Effective communication is a big key in maintaining healthy relationships with the people in our lives, whether it be our significant other or our bosses. If we can’t or don’t get our point across in an effective and respectful manner how are we to expect to get the results we desire to achieve? We can’t and won’t.
So, here’s the burning question we all want to know … what is the key to effective communication? We all know it’s one of the main key components in maintaining a trusting, healthy relationship, but how do we accomplish it? How do we use it and how can we maintain it when we are in that heated moment and we feel like we’re about to blow a gasket? I mean, let’s be honest, we have all been to that point in an argument. Our veins start throbbing and our eyes are about to pop out of our heads, but how do we remain calm and collected as so we can have an effective conversation about an issue that’s bothering us?
In this article we are hoping to give you the tools to do just that … maintain effective communication in just those types of situations.
5 Steps to begin effective communication
1. Know what you want to communicate
Go into the conversation knowing exactly what you are wanting to accomplish. Because, think of it this way, if you aren’t sure of what you are trying to say then how the heck is the other person supposed to know? They can’t !!! If you’re unsure of what you’re trying to say or what you are wanting to accomplish with this conversation then you may very well miss your opportunity to get your thoughts, feelings, and point across.

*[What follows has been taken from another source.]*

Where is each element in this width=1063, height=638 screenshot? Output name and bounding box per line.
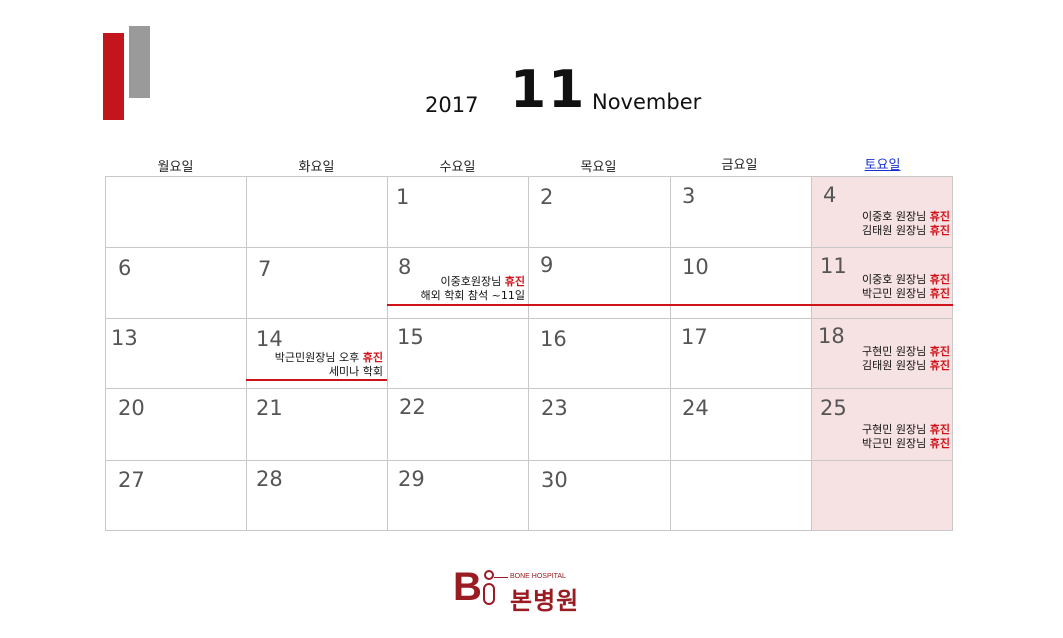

2. How you enter the conversation will determine the outcome
If you enter or start the conversation with heated or angry words and/or tone your significant other will automatically be on the defensive from the very beginning, and that is definitely not the way you want to start off the conversation. I know it can be hard but give yourself some time to cool down and reflect as so you can enter into the conversation in a mentally healthy place. You may be saying, “Well, that’s easier said than done,” but you will be surprised just how much more actual communication you can get across by being calm rather than screaming and yelling (although sometimes that’s exactly what we feel like and want to do !!!). Your significant other won’t be as defensive and you can effectively communicate the issue.

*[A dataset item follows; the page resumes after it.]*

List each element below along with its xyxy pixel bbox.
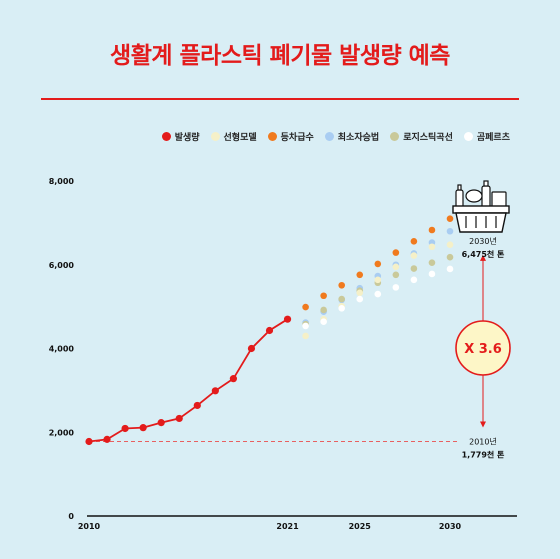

3. Don’t just talk, also listen
If you want to be heard you also need to listen. Even if you don’t want to hear what they have to say, listen. See where their heart was at the time the offense occurred. When you believe there is a problem with something, your significant other might perceive it as no big deal or wasn’t intending it how it came across to you. They could be coming from a completely different place than you originally thought. And all it took was a little listening.This is why listening is so important. They can see how this behavior or their words hurt you and you can see if that was their true intention or not. If it wasn’t, then you can work together to fix the issue.
4. Ask questions
This goes hand and hand with listening. Ask questions to determine what the true intent was and listen to understand. This is the most important. When we’re upset or hurt, trying to understand where the person who you feel betrayed or hurt you is coming from is the last thing on your mind. But, here’s the deal, if you care about the person and the relationship this is EXACTLY when understanding needs to come into play. This is where pride and ego need to go out the window and love and understanding needs to take over.
5. Ask for what you want and need
I know I’ve already said know what you want, but you actually have to ask for it, too. If you can’t tell your significant other what you want and need to change to solve the problem, how are they supposed to meet your needs? They can’t. You can’t change something if you don’t know what or how to change whatever it was that hurt them, and that’s exactly what we want to do when we love someone, help them feel loved and unhurt by us.And sometimes you just don’t know what you want or need but you know what they did hurt you. It’s okay to say, “I’m not sure what I need you to do but I do know what you did hurt me,” and work from there.
But please realize that not every situation is going to turn out the exact way we want it to AND not everyone we want to work out our disagreements with is going to be willing to have a healthy and effective conversation with us. But if we go into each situation with a hopeful, if not even positive attitude, I would almost bet that everyone will come out feeling better about the disagreement than when you went into it.